Meine Finger zittern und mir fällt es schwer das Glas in meinen Händen ruhig zu halten. Das schwarze Pulver darin vibriert und springt bei jeder zittrigen Bewegung auf und ab, wodurch die Linie auf dem Boden ungleichmäßig dick wird. Scott hatte mir vor wenigen Minuten erklärt, dass es sich bei dem Pulver um Ebereschenasche handelt. Eine eigentliche Pflanze, die übernatürliche Wesen schwächt und eine Barriere aus ihrer Asche nicht überqueren lässt. Liam hatte mit einem bitteren Unterton hinzugefügt, dass die Barriere die Ghostrider nur kurz aufhalten wird, wie bei der vor wenigen Tagen veranstaltete Party, aber dass bei unserem heutigen Vorhaben jede Minute zwischen Erfolg und Versagen entscheiden könnte.

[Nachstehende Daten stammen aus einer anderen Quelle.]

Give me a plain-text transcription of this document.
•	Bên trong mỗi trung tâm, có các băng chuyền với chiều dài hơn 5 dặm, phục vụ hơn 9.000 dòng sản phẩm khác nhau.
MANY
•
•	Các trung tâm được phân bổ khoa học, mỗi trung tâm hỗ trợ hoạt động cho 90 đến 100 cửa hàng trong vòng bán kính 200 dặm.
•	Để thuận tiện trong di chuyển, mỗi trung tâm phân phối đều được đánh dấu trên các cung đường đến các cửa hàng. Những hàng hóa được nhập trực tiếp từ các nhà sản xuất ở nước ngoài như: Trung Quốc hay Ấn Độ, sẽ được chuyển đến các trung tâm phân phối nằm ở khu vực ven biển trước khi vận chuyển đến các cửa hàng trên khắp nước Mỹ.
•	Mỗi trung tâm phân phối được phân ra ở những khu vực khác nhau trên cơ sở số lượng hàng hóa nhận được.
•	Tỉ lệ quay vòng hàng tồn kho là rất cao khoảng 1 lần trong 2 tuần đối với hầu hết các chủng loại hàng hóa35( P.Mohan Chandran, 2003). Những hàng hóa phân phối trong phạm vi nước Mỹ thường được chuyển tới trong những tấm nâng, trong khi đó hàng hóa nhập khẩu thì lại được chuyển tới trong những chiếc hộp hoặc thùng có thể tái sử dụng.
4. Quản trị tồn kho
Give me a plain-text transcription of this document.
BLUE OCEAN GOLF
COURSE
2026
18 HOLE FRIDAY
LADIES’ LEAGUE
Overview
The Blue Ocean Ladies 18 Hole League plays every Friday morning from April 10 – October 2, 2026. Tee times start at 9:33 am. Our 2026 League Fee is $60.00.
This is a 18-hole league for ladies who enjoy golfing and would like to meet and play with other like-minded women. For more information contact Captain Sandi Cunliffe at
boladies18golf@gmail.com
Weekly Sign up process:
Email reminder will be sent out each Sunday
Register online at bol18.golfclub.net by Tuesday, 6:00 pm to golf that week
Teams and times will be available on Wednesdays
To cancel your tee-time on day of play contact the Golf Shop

Ich atme tief durch und verteile mit einer Hand weiter das Pulver auf dem dunklen Waldboden. Dabei bemerke ich erneut die dunkle Verfärbung meines Handgelenks. Sie ist unter meinen Klamotten nur andeutungsweise zu sehen, doch auf der Hinfahrt hatte ich unauffällig den Ärmel meines Pullovers hochgekrempelt und geschockt feststellen müssen, dass sich die vernarbte Haut bis zu meinem Ellenbogen hochzieht. Ich habe keine Erklärung für das plötzliche Auftauchen des dunklen Narbengewebe doch erneut lässt mich der Anblick sofort an die Ghostrider denken.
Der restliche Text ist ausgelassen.